The film is really enjoyable because of the down-to-earth and witty dialogue. One of my favourite parts of the movie that embody this characteristic is when Frank Costello (Nicholson) meets Colin as a boy in a grocery store and he asks him “you do well in school?” Colin replies “Yeah”. Costello reflects “Good. So did I. They call that a paradox.” It is also the only film that has used the “F” word or derivations of it 237 times and also won an Oscar for Best Picture as well as three other Oscars, forty four wins and forty four nominations. It is also the second remake to win an Oscar for Best Picture. Considering that the first was Ben Hur, it puts this feat on an even higher pedestal for realistic acting.
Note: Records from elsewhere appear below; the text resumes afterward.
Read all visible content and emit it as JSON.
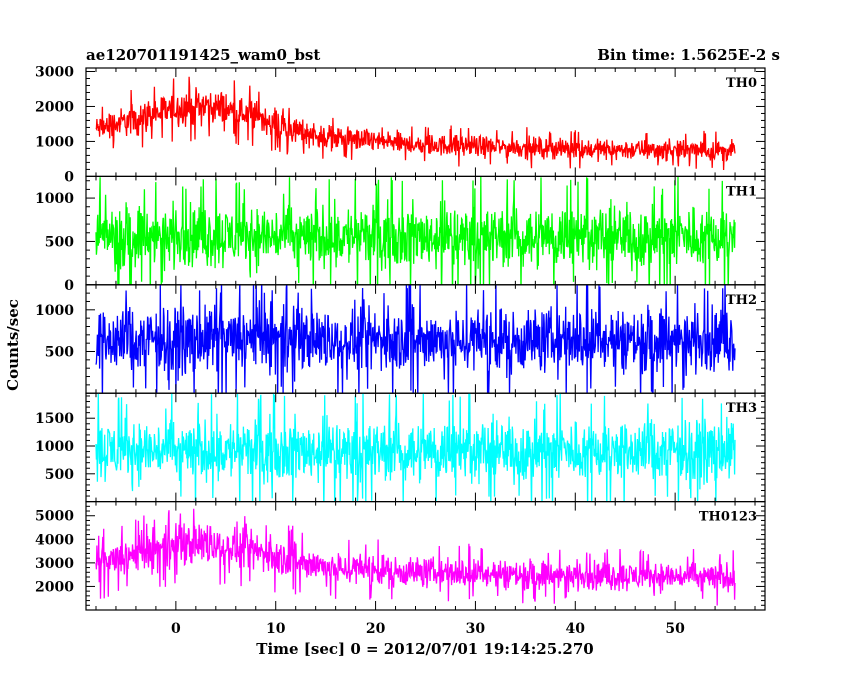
{
  "chart_data": {
    "type": "line",
    "title_left": "ae120701191425_wam0_bst",
    "title_right": "Bin time: 1.5625E-2 s",
    "xlabel": "Time [sec] 0 = 2012/07/01 19:14:25.270",
    "ylabel": "Counts/sec",
    "xlim": [
      -9,
      59
    ],
    "x_ticks": [
      0,
      10,
      20,
      30,
      40,
      50
    ],
    "x_data_range": [
      -8,
      56
    ],
    "grid": false,
    "panels": [
      {
        "name": "TH0",
        "color": "#ff0000",
        "ylim": [
          0,
          3100
        ],
        "y_ticks": [
          0,
          1000,
          2000,
          3000
        ],
        "envelope": [
          {
            "t": -8,
            "mean": 1350,
            "amp": 550
          },
          {
            "t": -4,
            "mean": 1650,
            "amp": 650
          },
          {
            "t": 0,
            "mean": 1950,
            "amp": 750
          },
          {
            "t": 3,
            "mean": 2050,
            "amp": 800
          },
          {
            "t": 6,
            "mean": 1850,
            "amp": 700
          },
          {
            "t": 9,
            "mean": 1650,
            "amp": 650
          },
          {
            "t": 12,
            "mean": 1300,
            "amp": 550
          },
          {
            "t": 16,
            "mean": 1100,
            "amp": 500
          },
          {
            "t": 25,
            "mean": 900,
            "amp": 450
          },
          {
            "t": 40,
            "mean": 780,
            "amp": 430
          },
          {
            "t": 56,
            "mean": 730,
            "amp": 420
          }
        ]
      },
      {
        "name": "TH1",
        "color": "#00ff00",
        "ylim": [
          0,
          1250
        ],
        "y_ticks": [
          0,
          500,
          1000
        ],
        "envelope": [
          {
            "t": -8,
            "mean": 560,
            "amp": 520
          },
          {
            "t": 56,
            "mean": 560,
            "amp": 520
          }
        ]
      },
      {
        "name": "TH2",
        "color": "#0000ff",
        "ylim": [
          0,
          1300
        ],
        "y_ticks": [
          500,
          1000
        ],
        "envelope": [
          {
            "t": -8,
            "mean": 640,
            "amp": 560
          },
          {
            "t": 56,
            "mean": 640,
            "amp": 560
          }
        ]
      },
      {
        "name": "TH3",
        "color": "#00ffff",
        "ylim": [
          0,
          1950
        ],
        "y_ticks": [
          500,
          1000,
          1500
        ],
        "envelope": [
          {
            "t": -8,
            "mean": 920,
            "amp": 800
          },
          {
            "t": 56,
            "mean": 920,
            "amp": 800
          }
        ]
      },
      {
        "name": "TH0123",
        "color": "#ff00ff",
        "ylim": [
          1000,
          5600
        ],
        "y_ticks": [
          2000,
          3000,
          4000,
          5000
        ],
        "envelope": [
          {
            "t": -8,
            "mean": 2900,
            "amp": 1100
          },
          {
            "t": -4,
            "mean": 3300,
            "amp": 1200
          },
          {
            "t": 0,
            "mean": 3700,
            "amp": 1350
          },
          {
            "t": 3,
            "mean": 3850,
            "amp": 1400
          },
          {
            "t": 6,
            "mean": 3650,
            "amp": 1300
          },
          {
            "t": 9,
            "mean": 3400,
            "amp": 1200
          },
          {
            "t": 12,
            "mean": 3050,
            "amp": 1100
          },
          {
            "t": 16,
            "mean": 2800,
            "amp": 1000
          },
          {
            "t": 25,
            "mean": 2600,
            "amp": 950
          },
          {
            "t": 40,
            "mean": 2450,
            "amp": 900
          },
          {
            "t": 56,
            "mean": 2400,
            "amp": 900
          }
        ]
      }
    ]
  }
}
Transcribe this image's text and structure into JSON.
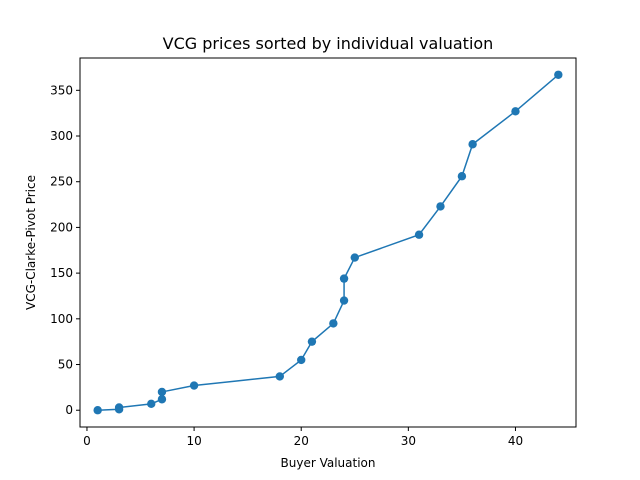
{
  "chart_data": {
    "type": "line",
    "title": "VCG prices sorted by individual valuation",
    "xlabel": "Buyer Valuation",
    "ylabel": "VCG-Clarke-Pivot Price",
    "xlim": [
      -0.65,
      45.65
    ],
    "ylim": [
      -18.35,
      385.35
    ],
    "xticks": [
      0,
      10,
      20,
      30,
      40
    ],
    "yticks": [
      0,
      50,
      100,
      150,
      200,
      250,
      300,
      350
    ],
    "grid": false,
    "marker": "circle",
    "color": "#1f77b4",
    "series": [
      {
        "x": [
          1,
          3,
          3,
          6,
          7,
          7,
          10,
          18,
          20,
          21,
          23,
          24,
          24,
          25,
          31,
          33,
          35,
          36,
          40,
          44
        ],
        "y": [
          0,
          1,
          3,
          7,
          12,
          20,
          27,
          37,
          55,
          75,
          95,
          120,
          144,
          167,
          192,
          223,
          256,
          291,
          327,
          367
        ]
      }
    ]
  }
}
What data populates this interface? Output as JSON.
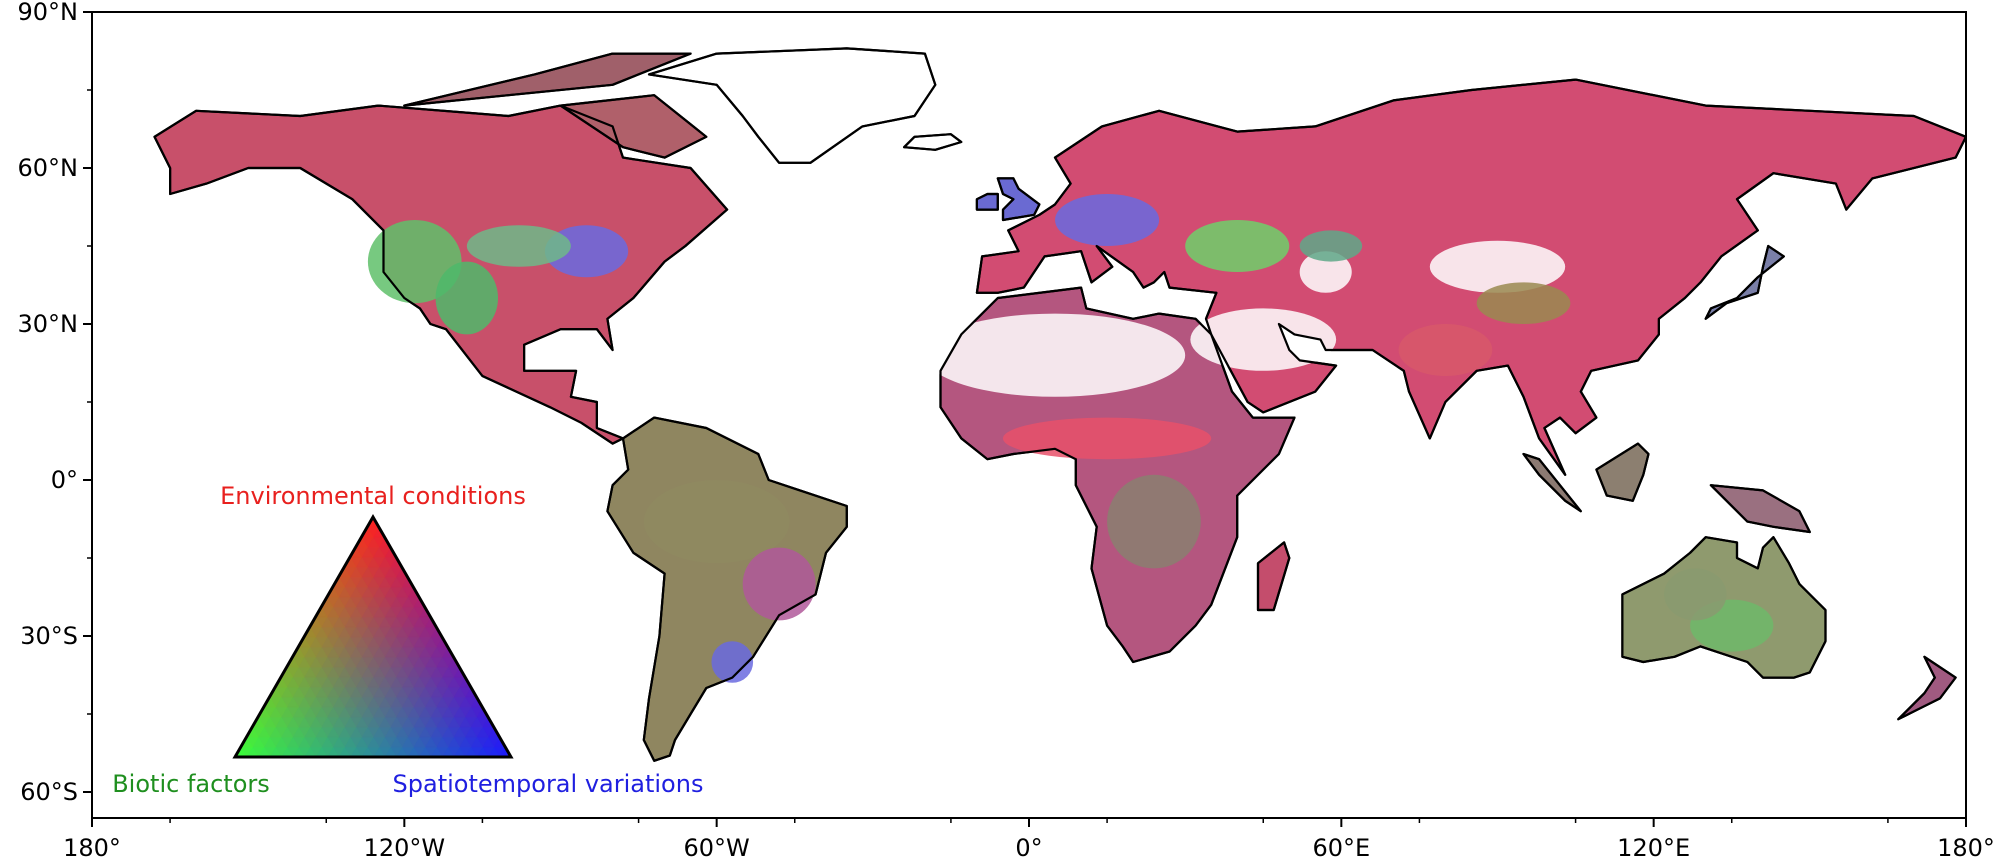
{
  "map": {
    "projection": "plate-carree",
    "lon_range": [
      -180,
      180
    ],
    "lat_range": [
      -65,
      90
    ],
    "coastline_color": "#000000",
    "land_fill_palette": [
      "#e83a6a",
      "#9a8866",
      "#5fd06a",
      "#6a6adf",
      "#b74d9a",
      "#d06a5a"
    ],
    "x_ticks": [
      {
        "value": -180,
        "label": "180°"
      },
      {
        "value": -120,
        "label": "120°W"
      },
      {
        "value": -60,
        "label": "60°W"
      },
      {
        "value": 0,
        "label": "0°"
      },
      {
        "value": 60,
        "label": "60°E"
      },
      {
        "value": 120,
        "label": "120°E"
      },
      {
        "value": 180,
        "label": "180°"
      }
    ],
    "y_ticks": [
      {
        "value": 90,
        "label": "90°N"
      },
      {
        "value": 60,
        "label": "60°N"
      },
      {
        "value": 30,
        "label": "30°N"
      },
      {
        "value": 0,
        "label": "0°"
      },
      {
        "value": -30,
        "label": "30°S"
      },
      {
        "value": -60,
        "label": "60°S"
      }
    ]
  },
  "legend": {
    "type": "ternary-triangle",
    "top_label": "Environmental conditions",
    "left_label": "Biotic factors",
    "right_label": "Spatiotemporal variations",
    "top_color": "#ff2020",
    "left_color": "#3aff3a",
    "right_color": "#1a1aff",
    "top_text_color": "#e8201e",
    "left_text_color": "#1f8f1f",
    "right_text_color": "#1f1fe0"
  }
}
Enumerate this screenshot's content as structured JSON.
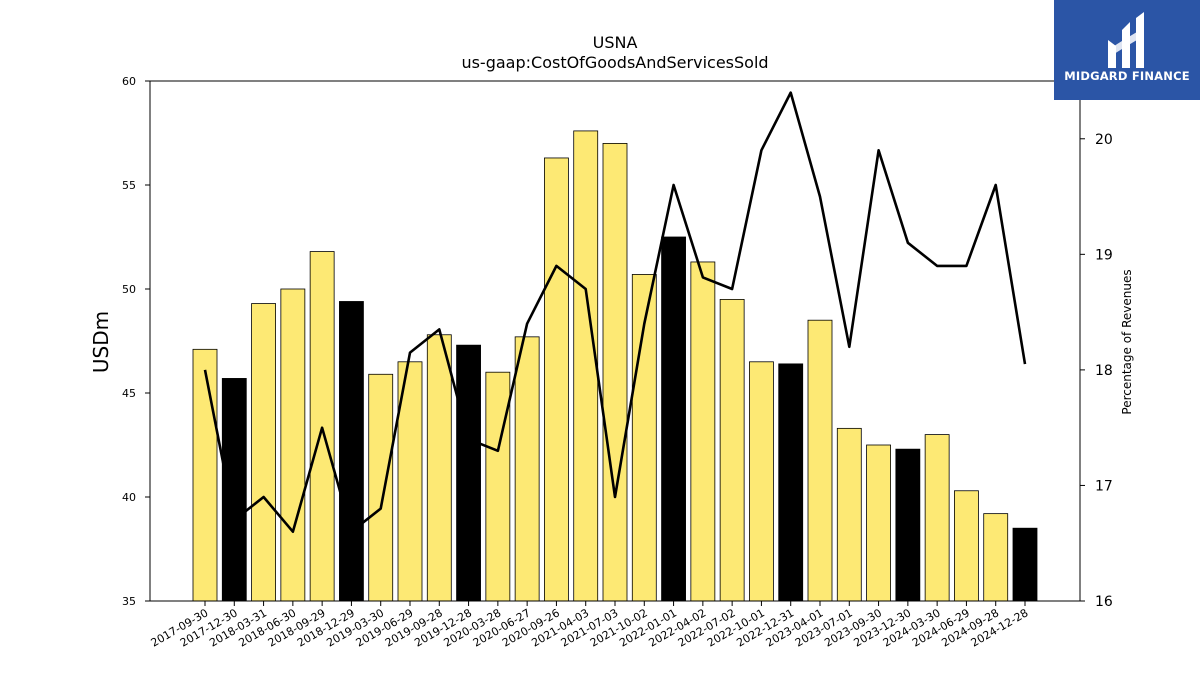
{
  "brand": {
    "name": "MIDGARD FINANCE"
  },
  "colors": {
    "bar_regular": "#fde974",
    "bar_q4": "#000000",
    "line": "#000000",
    "logo_bg": "#2b55a6"
  },
  "chart_data": {
    "type": "bar",
    "title": "USNA",
    "subtitle": "us-gaap:CostOfGoodsAndServicesSold",
    "ylabel": "USDm",
    "y2label": "Percentage of Revenues",
    "ylim": [
      35,
      60
    ],
    "y2lim": [
      16,
      20.5
    ],
    "yticks": [
      35,
      40,
      45,
      50,
      55,
      60
    ],
    "y2ticks": [
      16,
      17,
      18,
      19,
      20
    ],
    "categories": [
      "2017-09-30",
      "2017-12-30",
      "2018-03-31",
      "2018-06-30",
      "2018-09-29",
      "2018-12-29",
      "2019-03-30",
      "2019-06-29",
      "2019-09-28",
      "2019-12-28",
      "2020-03-28",
      "2020-06-27",
      "2020-09-26",
      "2021-04-03",
      "2021-07-03",
      "2021-10-02",
      "2022-01-01",
      "2022-04-02",
      "2022-07-02",
      "2022-10-01",
      "2022-12-31",
      "2023-04-01",
      "2023-07-01",
      "2023-09-30",
      "2023-12-30",
      "2024-03-30",
      "2024-06-29",
      "2024-09-28",
      "2024-12-28"
    ],
    "series": [
      {
        "type": "bar",
        "values": [
          47.1,
          45.7,
          49.3,
          50.0,
          51.8,
          49.4,
          45.9,
          46.5,
          47.8,
          47.3,
          46.0,
          47.7,
          56.3,
          57.6,
          57.0,
          50.7,
          52.5,
          51.3,
          49.5,
          46.5,
          46.4,
          48.5,
          43.3,
          42.5,
          42.3,
          43.0,
          40.3,
          39.2,
          38.5
        ],
        "highlight": [
          false,
          true,
          false,
          false,
          false,
          true,
          false,
          false,
          false,
          true,
          false,
          false,
          false,
          false,
          false,
          false,
          true,
          false,
          false,
          false,
          true,
          false,
          false,
          false,
          true,
          false,
          false,
          false,
          true
        ]
      },
      {
        "type": "line",
        "axis": "right",
        "values": [
          18.0,
          16.7,
          16.9,
          16.6,
          17.5,
          16.6,
          16.8,
          18.15,
          18.35,
          17.4,
          17.3,
          18.4,
          18.9,
          18.7,
          16.9,
          18.4,
          19.6,
          18.8,
          18.7,
          19.9,
          20.4,
          19.5,
          18.2,
          19.9,
          19.1,
          18.9,
          18.9,
          19.6,
          18.05
        ]
      }
    ]
  }
}
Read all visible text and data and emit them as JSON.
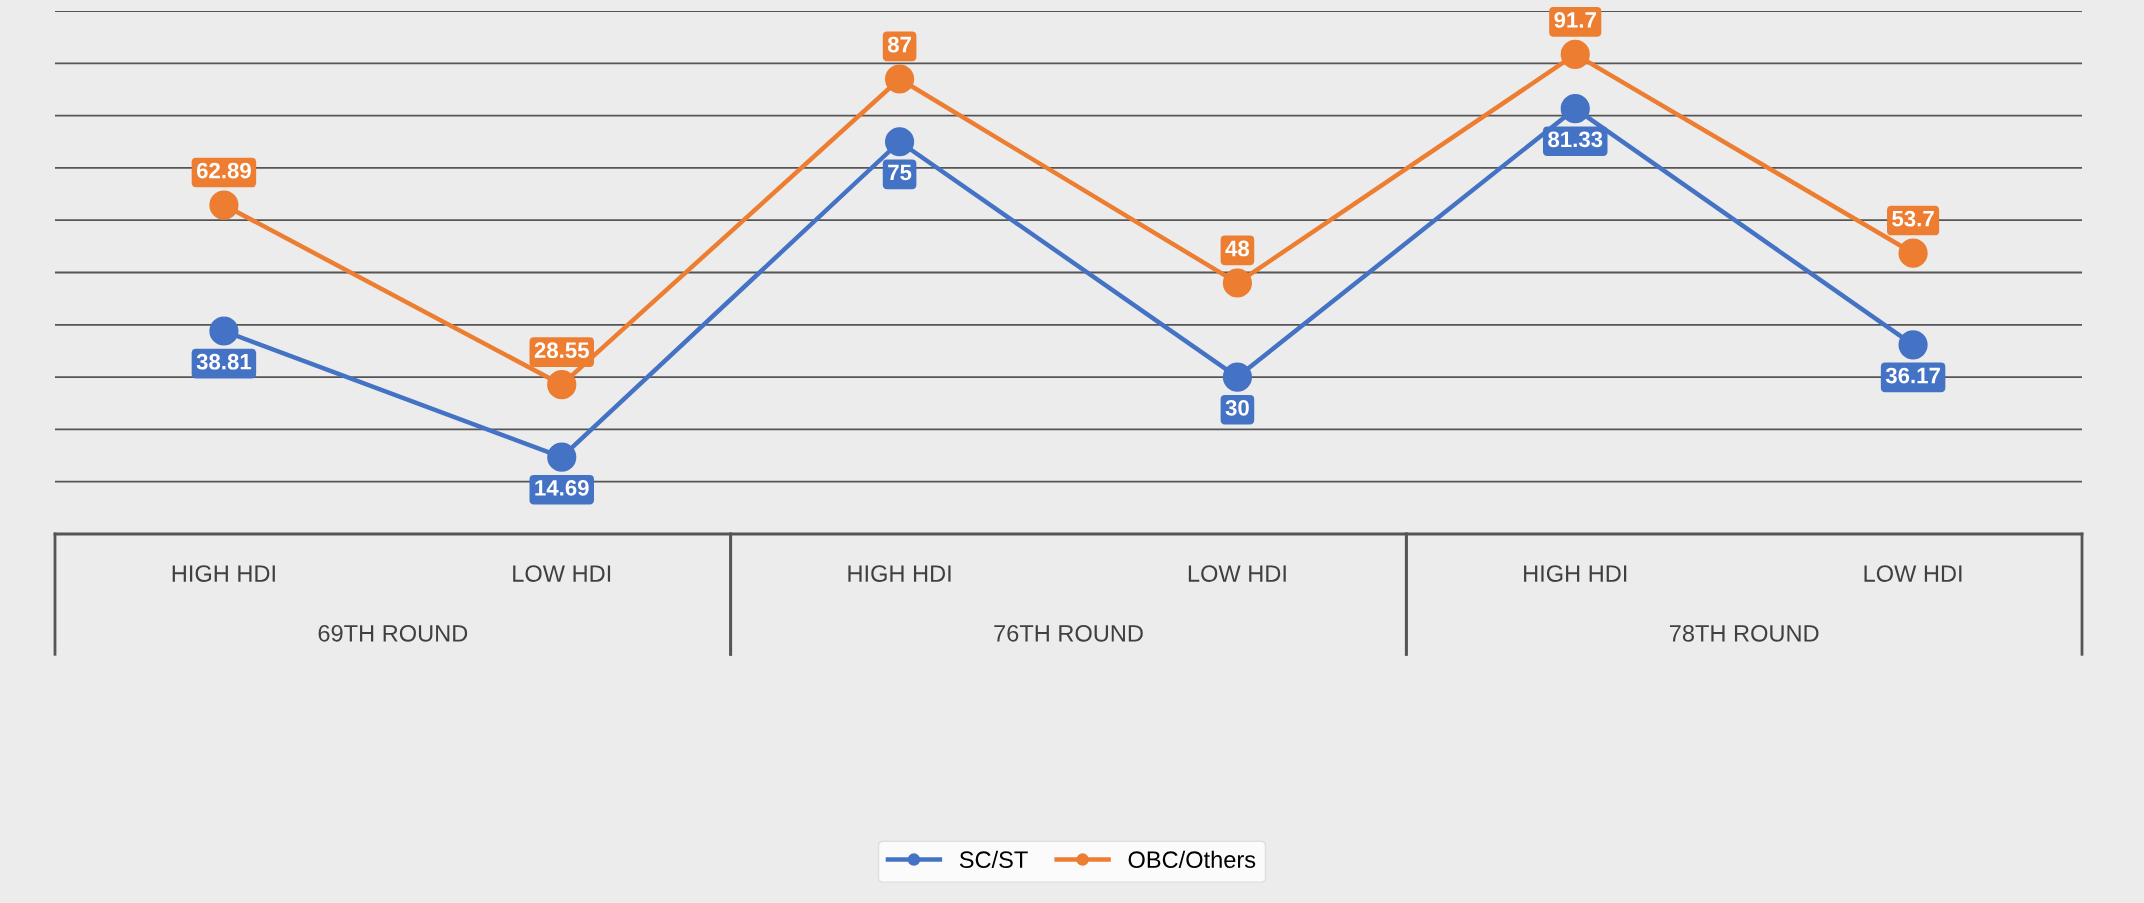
{
  "chart_data": {
    "type": "line",
    "categories": [
      "HIGH HDI",
      "LOW HDI",
      "HIGH HDI",
      "LOW HDI",
      "HIGH HDI",
      "LOW HDI"
    ],
    "series": [
      {
        "name": "SC/ST",
        "color": "#4472c4",
        "values": [
          38.81,
          14.69,
          75,
          30,
          81.33,
          36.17
        ]
      },
      {
        "name": "OBC/Others",
        "color": "#ed7d31",
        "values": [
          62.89,
          28.55,
          87,
          48,
          91.7,
          53.7
        ]
      }
    ],
    "annotations": [
      "69TH ROUND",
      "76TH ROUND",
      "78TH ROUND"
    ],
    "tick_labels": "x",
    "grid": "y",
    "legend": "bottom",
    "marker": "circle",
    "line_style": "solid",
    "data_labels": true
  }
}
The reason the acting was so realistic, enabling the movie to create and maintain an intense atmosphere, is because of the amount of research done by actors about their characters before hand. Mark Wahlberg based his performance on the Police Officers who’d arrested him countless times in his youth and the reactions of his parents who had to bail him out with their grocery money. Matt Damon worked in a Massachusetts State police unit out of Boston as research for his characters occupation. He accompanied them on routine patrols, took part in a drug raid and was taught proper police procedures like how to pat down a suspect. Overall, I was impressed with the use of clever cutting and camera work using complex angles and technical tricks to enhance the film’s suspense scenes, for example the scene where Queenan is pushed off the top of the building and lands with a gruesome “splat” right next to Billy. It holds the interest of the viewer in this enthralling 21st Century Crime film capturing the essence of the word subtlety in the departure of those on their way to pearly white gates – or not.

In the end, it’s not about the good or the bad, the rich or the poor, the bold or the beautiful – it’s about The Departed.